During another stormy annual general meeting, the majority stakeholders of Swiss chemical manufacturer Sika were once again controversially denied the chance to vote in a new chairman who would support their plans to sell the company to a French rival.
At Tuesday’s AGM, the family heirs of Sika’s founder faced a familiar pattern of having their votes restricted when it came to electing board members. As a result, chairman Paul Hälg was re-elected along with other board members hostile to the proposed Saint-Gobain takeover.
The four-year battle between the Burkard family, who control the majority of votes, and Sika directors has turned into a war of attrition that can only be broken by the Swiss courts. The stand-off started in 2014 when the Burkards announced their intention to sell their controlling stake to the French industrial conglomerate.
Hälg and other board members vehemently oppose the share sale.
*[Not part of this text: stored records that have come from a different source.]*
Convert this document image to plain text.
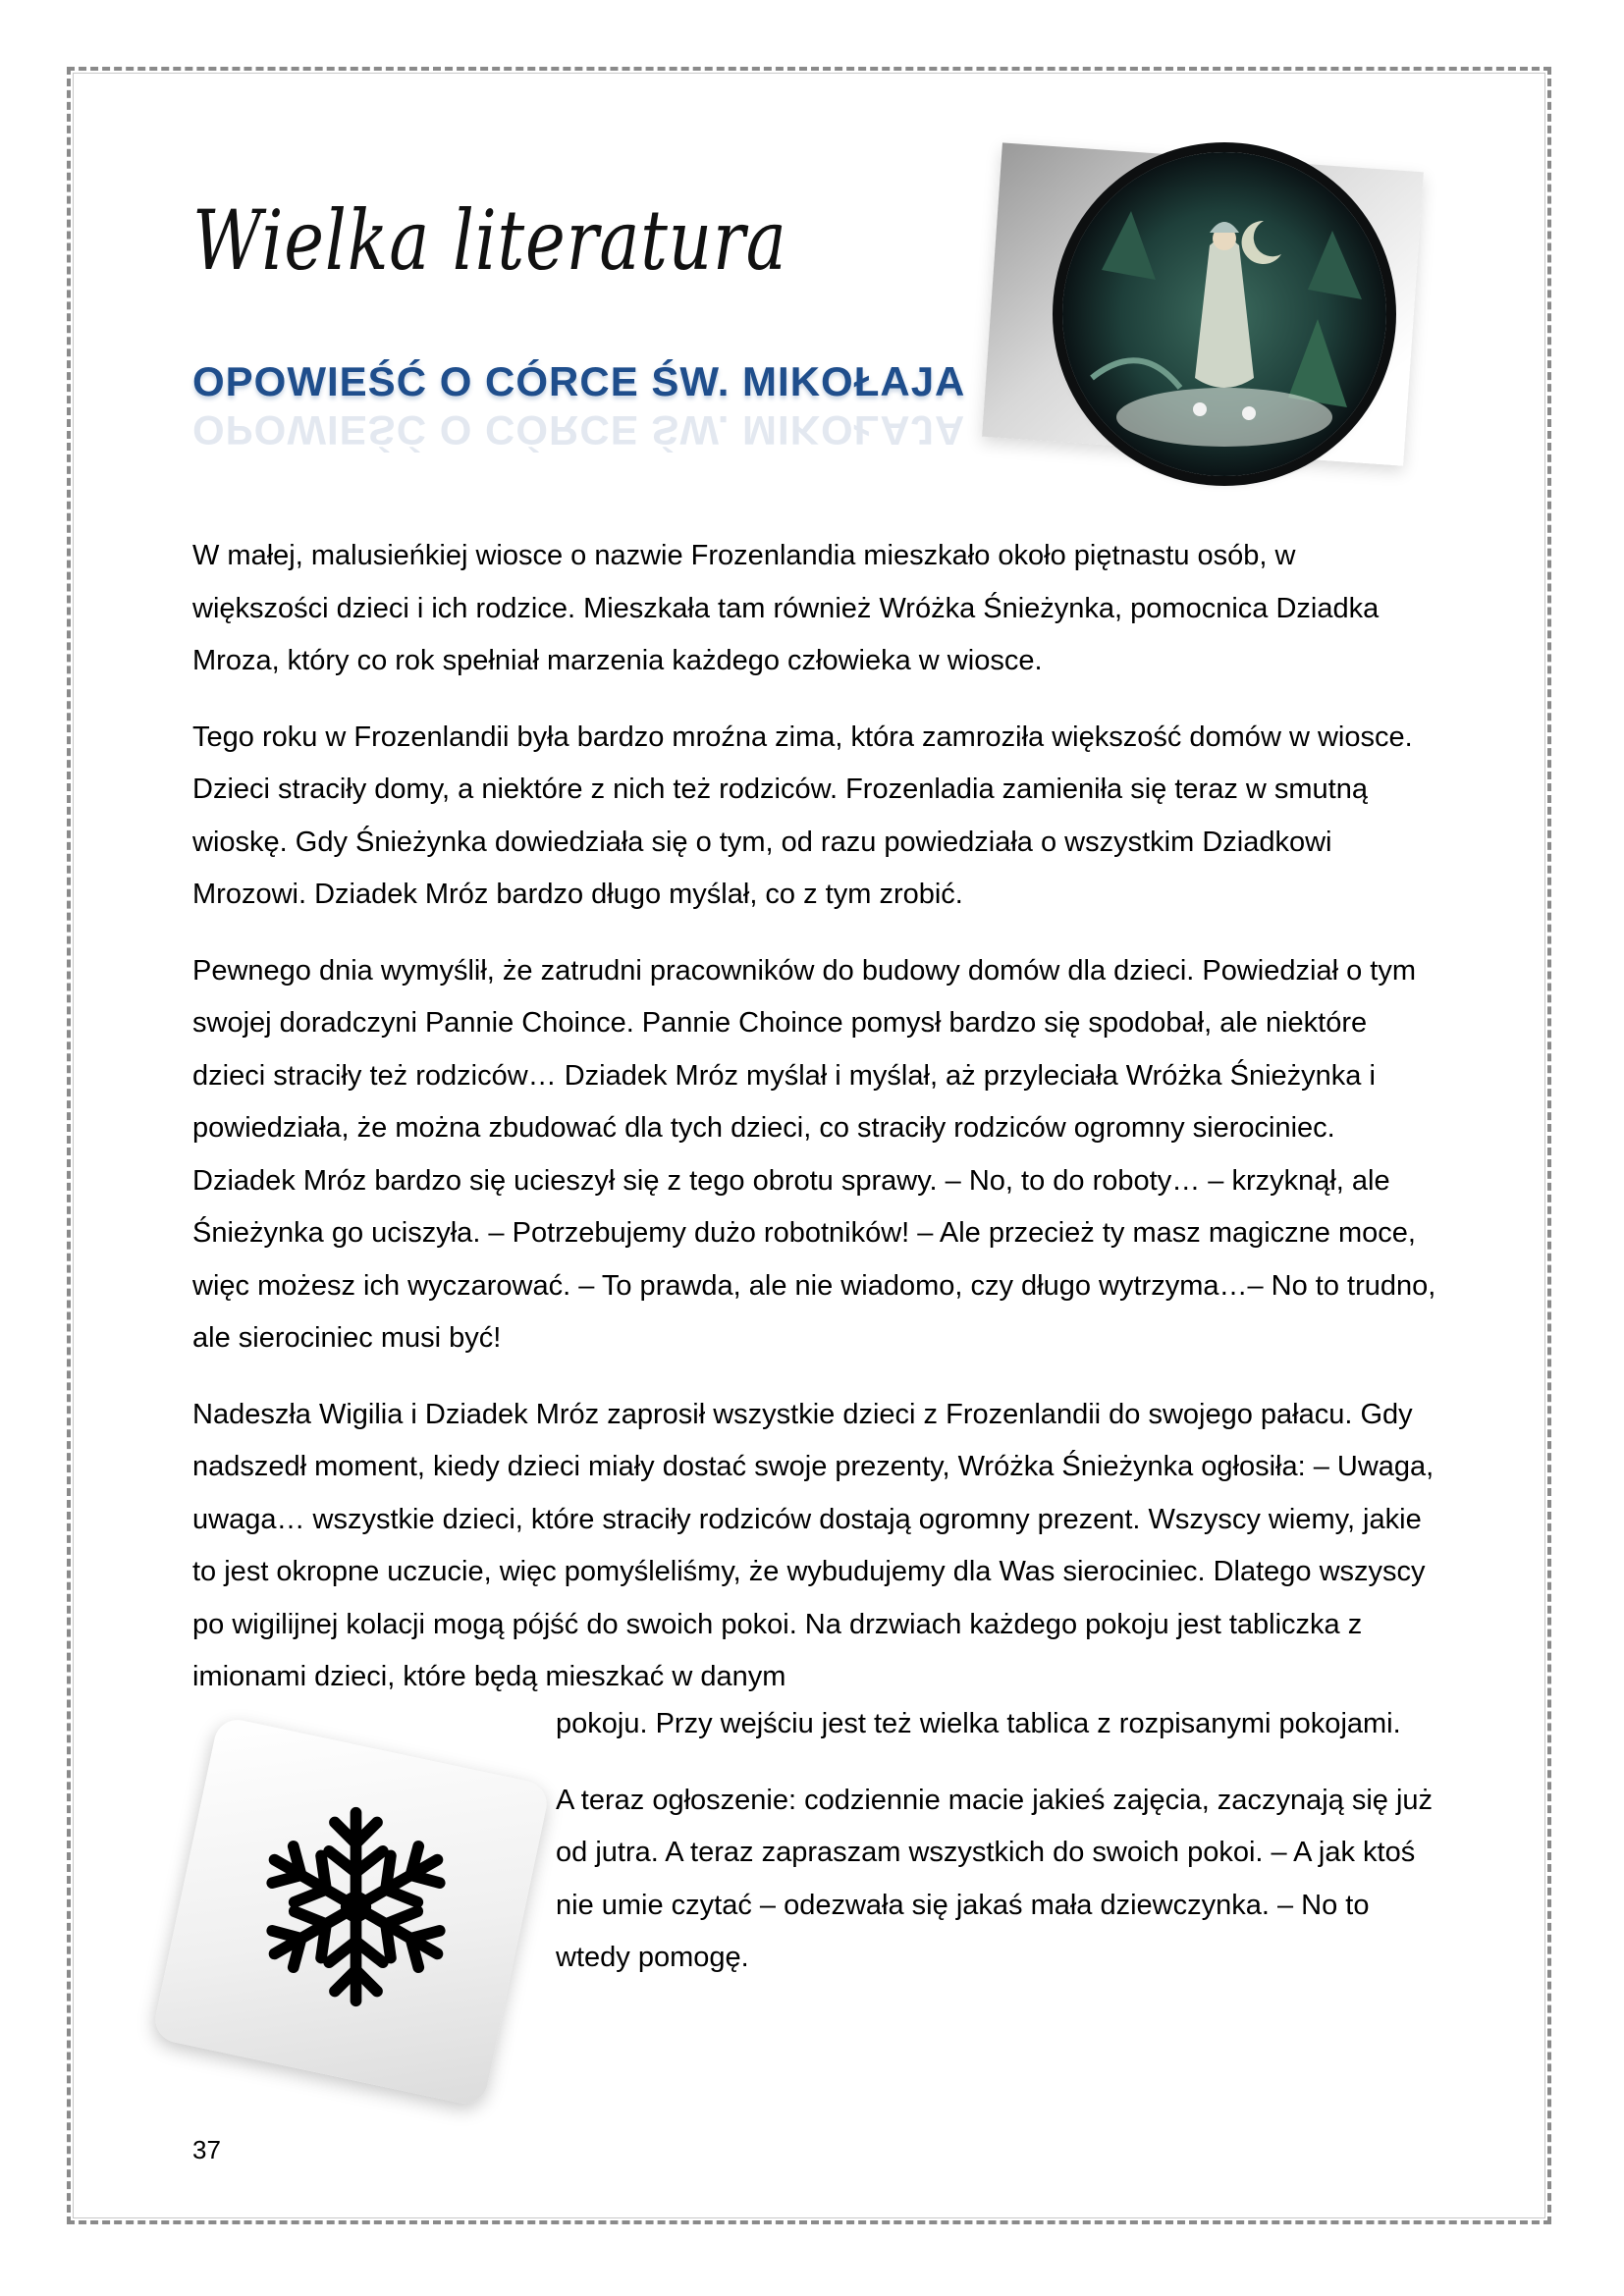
Wielka literatura
OPOWIEŚĆ O CÓRCE ŚW. MIKOŁAJA
OPOWIEŚĆ O CÓRCE ŚW. MIKOŁAJA

W małej, malusieńkiej wiosce o nazwie Frozenlandia mieszkało około piętnastu osób, w większości dzieci i ich rodzice. Mieszkała tam również Wróżka Śnieżynka, pomocnica Dziadka Mroza, który co rok spełniał marzenia każdego człowieka w wiosce.

Tego roku w Frozenlandii była bardzo mroźna zima, która zamroziła większość domów w wiosce. Dzieci straciły domy, a niektóre z nich też rodziców. Frozenladia zamieniła się teraz w smutną wioskę. Gdy Śnieżynka dowiedziała się o tym, od razu powiedziała o wszystkim Dziadkowi Mrozowi. Dziadek Mróz bardzo długo myślał, co z tym zrobić.

Pewnego dnia wymyślił, że zatrudni pracowników do budowy domów dla dzieci. Powiedział o tym swojej doradczyni Pannie Choince. Pannie Choince pomysł bardzo się spodobał, ale niektóre dzieci straciły też rodziców… Dziadek Mróz myślał i myślał, aż przyleciała Wróżka Śnieżynka i powiedziała, że można zbudować dla tych dzieci, co straciły rodziców ogromny sierociniec. Dziadek Mróz bardzo się ucieszył się z tego obrotu sprawy. – No, to do roboty… – krzyknął, ale Śnieżynka go uciszyła. – Potrzebujemy dużo robotników! – Ale przecież ty masz magiczne moce, więc możesz ich wyczarować. – To prawda, ale nie wiadomo, czy długo wytrzyma…– No to trudno, ale sierociniec musi być!

Nadeszła Wigilia i Dziadek Mróz zaprosił wszystkie dzieci z Frozenlandii do swojego pałacu. Gdy nadszedł moment, kiedy dzieci miały dostać swoje prezenty, Wróżka Śnieżynka ogłosiła: – Uwaga, uwaga… wszystkie dzieci, które straciły rodziców dostają ogromny prezent. Wszyscy wiemy, jakie to jest okropne uczucie, więc pomyśleliśmy, że wybudujemy dla Was sierociniec. Dlatego wszyscy po wigilijnej kolacji mogą pójść do swoich pokoi. Na drzwiach każdego pokoju jest tabliczka z imionami dzieci, które będą mieszkać w danym

pokoju. Przy wejściu jest też wielka tablica z rozpisanymi pokojami.

A teraz ogłoszenie: codziennie macie jakieś zajęcia, zaczynają się już od jutra. A teraz zapraszam wszystkich do swoich pokoi. – A jak ktoś nie umie czytać – odezwała się jakaś mała dziewczynka. – No to wtedy pomogę.

37
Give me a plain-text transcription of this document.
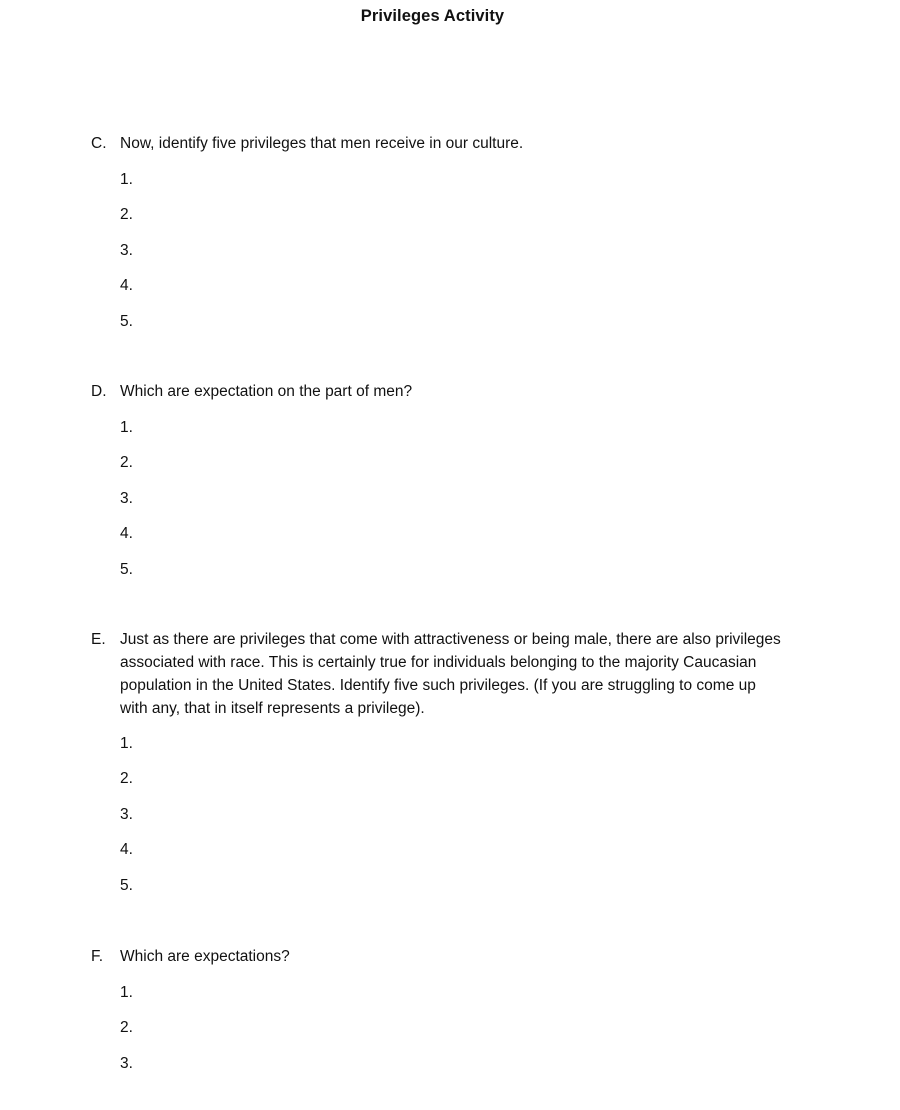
Privileges Activity
C. Now, identify five privileges that men receive in our culture.
1.
2.
3.
4.
5.
D. Which are expectation on the part of men?
1.
2.
3.
4.
5.
E. Just as there are privileges that come with attractiveness or being male, there are also privileges
associated with race. This is certainly true for individuals belonging to the majority Caucasian
population in the United States. Identify five such privileges. (If you are struggling to come up
with any, that in itself represents a privilege).
1.
2.
3.
4.
5.
F. Which are expectations?
1.
2.
3.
To prevent the Burkards from simply replacing them with more pliable directors, the current board devised the contentious plan to restrict Burkard votes to 5% at the last four AGMs.
The family went to court to get the artificial voting restriction lifted but were turned down in a first hearing in 2016. A higher court is due to give its appeal verdict within weeks. Only when the legal process is complete will it be known which side has won the argument.
The Burkards have consistently refused to discharge the board, leaving them vulnerable to potential future lawsuits. They have also repeatedly refused to allow the board to be paid in retaliation to the rebellion. Voting restrictions only apply to items directly affecting the proposed sale, such as the election of board members.